RE: Politeness question.

Post by Harisenbon » Tue 10.17.2006 12:03 am

plain (though not "familiar") speech
こんにちは、元気?どんな動物が見たい
This is famillar speech. Don't drop your ですs.
The general rule of thumb as I've seen it written is you speak as politely as possible while still conveying your message. Children won't understand させていただきます, but they will understand します。 There's no reason to use する 。

Your speech to the parents is standard polite Japanese, not keigo, by the way.
彼は全然さしません。
i won't stab you at all? :o
Want to learn Japanese the right way? How about for free?
Ippatsu // Japanesetesting.com

User avatar
Oyaji
Posts: 1334
Joined: Sun 04.30.2006 9:57 pm

RE: Politeness question.

Post by Oyaji » Tue 10.17.2006 4:12 am

Yes, 「元気?」 is definitely familiar speech. Reading through it again, it seems my post is in the wrong order. Let me try again. (Harisenbon's answer is more than sufficient, but I feel a responsibility to clarify my post ;) )

It is perfectly appropriate to speak to them in normal, polite Japanese. However, as long as your attitude is friendly and respectful, there should be nothing wrong with 「やってみる?」「上手だった」「あの鳥見える?」 and such. If you are unsure though, err on the side of politeness. Of course being *too* polite will make you look silly, but that applies when you are speaking to adults as well.


Oh, and snakes かむ they don't さす. ;)

User avatar
Mike Cash
Posts: 2737
Joined: Sun 08.20.2006 3:38 am
Native language: English

RE: Politeness question.

Post by Mike Cash » Tue 10.17.2006 5:24 am

In actual point of fact, the Talking Dog 現象 applies here.

It wouldn't much matter what politeness level you chose, the fact that you spoke in Japanese would be all they would focus on.

(Nobody would notice how well a dog spoke, since they'd be too busy being fascinated that it spoke at all).

User avatar
two_heads_talking
Posts: 4137
Joined: Thu 04.06.2006 11:03 am
Native language: English

RE: Politeness question.

Post by two_heads_talking » Tue 10.17.2006 10:45 am

I a case of which should I do and which should I not do? Always error on the side of being too polite. It may sound odd to you, and your friends might not want you to speak so politely, in which case they will let you know you don't have to be so formal, but it is much better to be too polite than not polite enough..
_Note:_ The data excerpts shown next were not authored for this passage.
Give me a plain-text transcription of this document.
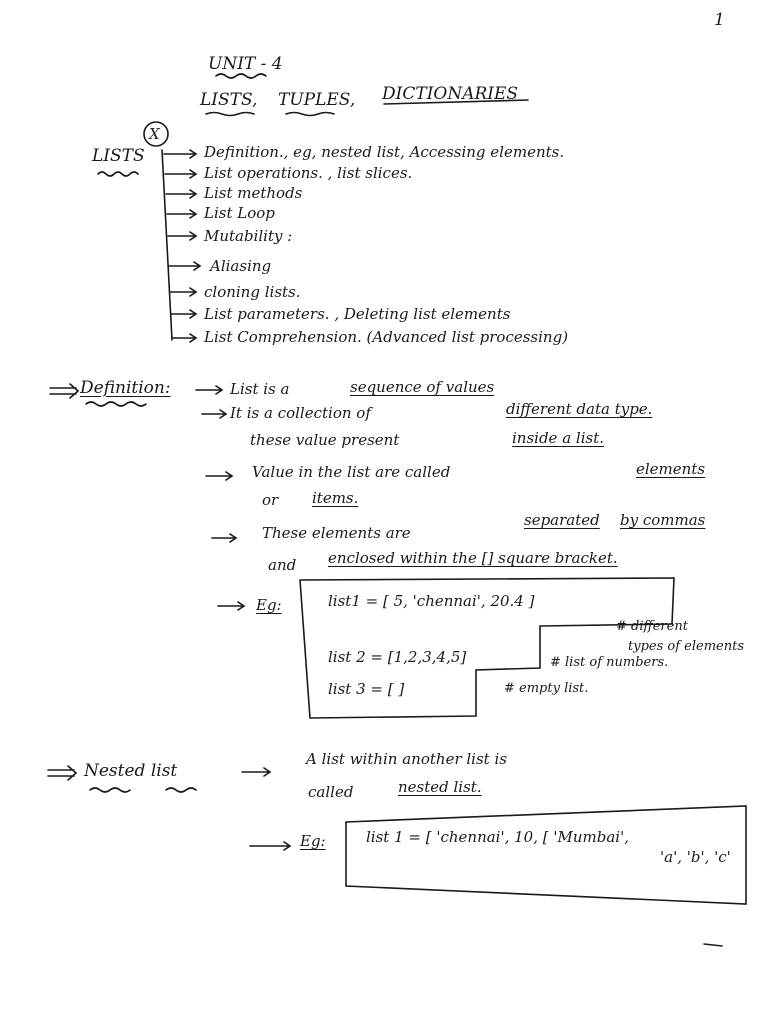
1
UNIT - 4
LISTS, TUPLES, DICTIONARIES
LISTS
X
Definition., eg, nested list, Accessing elements.
List operations. , list slices.
List methods
List Loop
Mutability :
Aliasing
cloning lists.
List parameters. , Deleting list elements
List Comprehension. (Advanced list processing)
Definition:	List is a	sequence of values
It is a collection of	different data type.
these value present	inside a list.
Value in the list are called	elements
or items.
These elements are
separated by commas
and enclosed within the [] square bracket.
Eg:	list1 = [ 5, 'chennai', 20.4 ]
list 2 = [1,2,3,4,5]
list 3 = [ ]
# different
types of elements
# list of numbers.
# empty list.
Nested list
A list within another list is
called	nested list.
Eg:	list 1 = [ 'chennai', 10, [ 'Mumbai',
'a', 'b', 'c'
The same goes for English.. saying yeah man when asked to do something by a superior at work may seem cool to your buddies, but your boss might fight it even the least bit offputting and that could be the end of you.

richvh
Posts: 6480
Joined: Thu 09.29.2005 10:35 pm
Contact:

RE: Politeness question.

Post by richvh » Tue 10.17.2006 10:52 am

After looking at the edict entries, I take it that さす is for insect bites and the like?
Richard VanHouten
ゆきの物語

User avatar
Oyaji
Posts: 1334
Joined: Sun 04.30.2006 9:57 pm

RE: Politeness question.

Post by Oyaji » Tue 10.17.2006 11:27 am

Yes, 「刺す」(さす) is what spiders, mosquitos, bees, scorpions, jellyfish, and thugs do. "sting" "prick" "stab".

「噛む」(かむ) is what animals, snakes, and babies do. "bite".